In the past week I’ve had the joy of reading the Bible with three people!
First, last Saturday, Mark and I read the first half of Genesis 9. We had a fulfilling conversation about how much God loves humans and wants them to multiply. We reflected how our hearts expand to love all the children we have, and how more children means more love!
Second, during the week Courtney and I read the end of Proverbs, about the rare and treasured woman. We considered what such a treasure might be found, and I was humbled to consider how industrious and full of foresight is my own treasured soulmate.
Third, Amie and I reflected on the calling of Andrew and Peter at the end of the first chapter of John. It was a joyful and emotional experiment to envision myself in the story; hearing John’s message, going after Jesus, his turning and asking “what are you looking for?” Then going to be with him where he’s staying, but running off first to get my brother. I’ve written a song about it actually; perhaps I’ll share it here when I’ve finished.
Unless I can’t get an enrollment exemption, it’s looking likely that I’ll begin a DMM PhD program this Fall! I’m going to take a couple self-paced courses to gear up before I begin; I’m so excited!
I’ve heard from Dr. Blair about PhD next steps! He found Dr. Hutchcraft and learned what he needed about my MBA program. While I’ll need an exception to start a PhD program (no surprise), I can move to the next step: discovering if I can find a sponsor with Ephesiology. I’m stoked that the road continues!
We signed Graham for violin practice this year. He’s expected to practice for at least six minutes five nights a week. Most of those nights we endure an half-hour or more of anger and tears before we can even consider practicing. It breaks Amie’s heart, but she wisely gives Graham and I space to suffer through the feelings.

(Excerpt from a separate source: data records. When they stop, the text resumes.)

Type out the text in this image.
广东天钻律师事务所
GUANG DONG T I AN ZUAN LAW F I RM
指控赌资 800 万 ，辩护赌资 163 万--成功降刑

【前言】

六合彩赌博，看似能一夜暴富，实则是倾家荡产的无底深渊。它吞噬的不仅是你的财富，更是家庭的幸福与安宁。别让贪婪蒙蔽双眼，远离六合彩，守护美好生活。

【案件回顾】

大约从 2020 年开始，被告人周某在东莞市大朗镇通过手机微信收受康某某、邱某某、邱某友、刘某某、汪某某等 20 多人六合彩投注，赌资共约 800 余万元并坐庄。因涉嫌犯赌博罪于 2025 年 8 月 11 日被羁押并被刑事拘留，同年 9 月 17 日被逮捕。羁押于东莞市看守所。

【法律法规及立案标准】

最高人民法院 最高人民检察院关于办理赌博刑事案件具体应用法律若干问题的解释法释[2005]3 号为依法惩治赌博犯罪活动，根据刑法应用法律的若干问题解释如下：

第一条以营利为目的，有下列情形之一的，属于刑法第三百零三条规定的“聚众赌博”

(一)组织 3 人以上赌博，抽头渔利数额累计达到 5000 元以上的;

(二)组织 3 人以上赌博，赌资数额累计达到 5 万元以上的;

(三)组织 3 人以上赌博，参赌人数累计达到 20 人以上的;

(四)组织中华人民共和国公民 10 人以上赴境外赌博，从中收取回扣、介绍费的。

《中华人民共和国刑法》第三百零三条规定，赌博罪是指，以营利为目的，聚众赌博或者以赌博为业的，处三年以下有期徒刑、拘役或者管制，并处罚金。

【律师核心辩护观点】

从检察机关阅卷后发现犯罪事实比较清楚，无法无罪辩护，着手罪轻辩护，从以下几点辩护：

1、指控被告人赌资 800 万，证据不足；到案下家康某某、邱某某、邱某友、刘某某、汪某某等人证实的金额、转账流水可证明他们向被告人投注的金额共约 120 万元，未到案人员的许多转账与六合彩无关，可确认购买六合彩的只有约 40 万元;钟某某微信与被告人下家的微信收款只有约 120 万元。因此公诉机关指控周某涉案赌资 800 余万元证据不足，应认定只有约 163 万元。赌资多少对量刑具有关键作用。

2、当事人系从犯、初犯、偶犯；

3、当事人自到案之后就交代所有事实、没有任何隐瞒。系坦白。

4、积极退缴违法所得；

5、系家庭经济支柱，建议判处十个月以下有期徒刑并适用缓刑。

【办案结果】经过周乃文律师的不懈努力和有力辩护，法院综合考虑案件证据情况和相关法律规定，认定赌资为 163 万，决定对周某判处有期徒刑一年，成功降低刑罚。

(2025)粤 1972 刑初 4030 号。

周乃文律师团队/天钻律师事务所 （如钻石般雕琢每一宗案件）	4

For example, tonight Graham went straight to anger. He said that he hated the violin, that he wished he’d never been signed up, and later that he hated me too. He didn’t want to hear my encouragement or suggestions about where to begin his practice. Then he wailed for twenty minutes so pitifully that Amie couldn’t resist and came down to see if she could help. Graham ran away to his room to be alone, shouting all the way that he was never going to practice again.
Amie and I bolstered our resolve by talking through Graham’s perspectives and how we’re helping him to persevere. We noted that we’re not forcing him to play the violin and that this is about persevering through difficult emotions, like despair that he’s not perfect as he wants to be and fear about performing in front of his peers.
Graham came back to practice after the four of us played soccer and Amie went to work. He tackled the song with zero hard feelings and beamed with pride that he was getting it, even spending extra time to play it through a few more times and to talk about learning the Star Wars theme song I’d written down for him.
Tomorrow we’ll go through the same thing again. And again and again and again, because this is what it means to persevere in a hard thing. And if Graham is learning to persevere, truthfully I’m learning just as much about perseverance along the way. There’s so much I can learn from Graham in expressing all the pent up fears and disappointments, then getting down to the work anyways.
I’ve been exploring what it will take to start a PhD since last Fall. Since reading Umberto Ecco’s How to Write a Thesis over five years ago, I’ve kept in the back of my mind a curiosity. In what subject would I want to add a brick to the tower of human understanding? It needs to be a subject I can research exhaustively for six plus years without giving up or losing interest.
The subject which has engulfed more of my mental and emotional energy than any other these past thirteen years has been the shape and movement of the Church in the United States. I’ve written some of my thoughts in a kingdom manifesto, and have spent hundreds of hours facilitating DBS studies in a variety of contexts. I would happily invest hundreds more in research, debate and practice. I would prefer to do so in the framework of a PhD program, if I can get my foot in the door.
Amie turned me on to the Warriors album. I’ve never watched the movie; just learning the story through Lin-Manuel Miranda, Eisa Davis, Ms. Lauryn Hill and others’ eyes has been richly rewarding.
There are so many memorable moments, but one I’ve been appreciating is the reaction by the Riffs after their leader, Cyrus, is shot in the song Still Breathin’.
“What do you do when they kill everything you believe in, but you’re still breathin’?”
The pain and confusion is visceral, just as it must have been with the early disciples after their leader, Jesus, was put to death by their religious leaders.
Our next Wii game, LEGO Star Wars: The Complete Saga, came in yesterday. The boys were so excited. They had no idea you could do more than play Wii Sports.
I’ve been so proud of Graham for persisting in his violin practice. Whether he continues after this year or not, he’s exercising the right internal locus muscles. Practicing even when it’s boring, or when mastery feels unattainable, or when you’re not ready to perform before your peers and the test is tomorrow: all of these are bring up strong emotions that he’s experiencing, processing, and moving through. Well done buddy!
The boys and I had President’s Day off together. We decided to take a road trip to Devil’s Tower National Monument. The trip was smooth, and it was the most perfect weather, and I’m grateful we were able to do something beyond the ordinary together.